Los inspectores de Hacienda avisan de que el «inasumible» sistema de financiación solo se pagará con más impuestos
Rebelión en el seno de Hacienda contra María Jesús Montero. El Colegio de Inspectores de Hacienda del Estado (IHE) ha vuelto a mostrar su rechazo a cualquier propuesta de un nuevo modelo de financiación autonómica que introduzca «de forma preocupante el traspaso de competencias de gestión de la Agencia Tributaria» a las comunidades «con mayor vocación de autogobierno», porque supone «una fragmentación de la Administración Tributaria del Estado» y denunciaron que la vicepresidenta primera y ministra de Hacienda, María Jesús Montero, evita abordar este tema «porque es consciente de que supondría un incremento importante de los gastos públicos». gasto».

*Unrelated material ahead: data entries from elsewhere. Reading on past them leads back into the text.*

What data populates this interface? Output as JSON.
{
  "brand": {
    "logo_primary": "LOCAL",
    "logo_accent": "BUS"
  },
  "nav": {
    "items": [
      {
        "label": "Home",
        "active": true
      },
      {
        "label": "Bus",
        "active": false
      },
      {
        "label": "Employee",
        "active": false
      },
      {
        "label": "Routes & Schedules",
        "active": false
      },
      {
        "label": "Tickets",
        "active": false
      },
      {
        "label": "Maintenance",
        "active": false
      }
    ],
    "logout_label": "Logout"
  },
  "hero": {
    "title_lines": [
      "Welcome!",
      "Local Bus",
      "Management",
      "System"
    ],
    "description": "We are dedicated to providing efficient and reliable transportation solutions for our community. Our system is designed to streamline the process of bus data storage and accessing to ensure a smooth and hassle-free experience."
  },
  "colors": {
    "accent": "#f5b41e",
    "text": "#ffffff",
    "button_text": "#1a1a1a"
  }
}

En concreto, IHE denuncia que Montero pretende desplegar un nuevo modelo para que las agencias tributarias regionales puedan asumir mayores competencias de gestión en aquellos territorios «que tengan mayor vocación de autogobierno». Para los inspectores de Hacienda, este traspaso supondría, en la práctica, una división de la administración tributaria estatal, «un aspecto que la ministra evita abordar porque es consciente de que conduciría a un aumento significativo del gasto público y a una ineficiencia e ineficacia sin precedentes en la gestión fiscal». Además, esta transferencia también conduciría a «una ineficiencia e ineficacia sin precedentes en la gestión fiscal».
Los inspectores de Hacienda advirtieron también de que el nuevo sistema de financiación autonómica resultará «inasumible para los ciudadanos españoles», y consideran que pone en riesgo la prestación de servicios esenciales de la AEAT, como las campañas del IRPF, y debilitaría «gravemente» la lucha contra el fraude fiscal.
También consideran que el Estado tendrá que asumir gastos adicionales «que sólo podrían cubrirse mediante aumentos de impuestos».
Por su parte, los técnicos de Hacienda consideran imprescindible reforzar los compromisos con la estabilidad presupuestaria, así como con la eficiencia y transparencia en la ejecución del gasto y las inversiones públicas, garantizando su rentabilidad social y sometiéndolas a un control reforzado y eficaz de la ejecución del gasto. En relación al criterio de ordinalidad, el sindicato Gestha ha señalado que no es un principio constitucional, ni está regulado en la normativa vigente en materia de financiación autonómica. Por ello, vuelve a alertar de que el criterio de ordinalidad presentaba riesgos de inconstitucionalidad, y el reto de la negociación es mantener las cuantías del Fondo de Garantía de Servicios Públicos Fundamentales, mecanismos que garantizan un nivel mínimo de prestación de servicios públicos fundamentales en todas las comunidades.
Montero ha presentado este viernes la propuesta del nuevo modelo de financiación autonómica, que incrementaría en 20.975 millones de euros los recursos para las comunidades de régimen común y aumenta los porcentajes de transferencia fiscal a los territorios para «reforzar la autonomía y la corresponsabilidad fiscal», dijo Montero. Así, la transferencia del IRPF pasará del 50% al 55% y la del IVA subirá del 50% al 56,5%, lo que aumentaría en unos 16.000 millones de euros hasta 2027, año en el que se espera que el modelo esté vigente. Montero espera que el modelo entre en vigor en 2027, aunque se trata de una Ley Orgánica que debe pasar por todos los trámites previos en el Congreso, donde no cuenta con mayoría.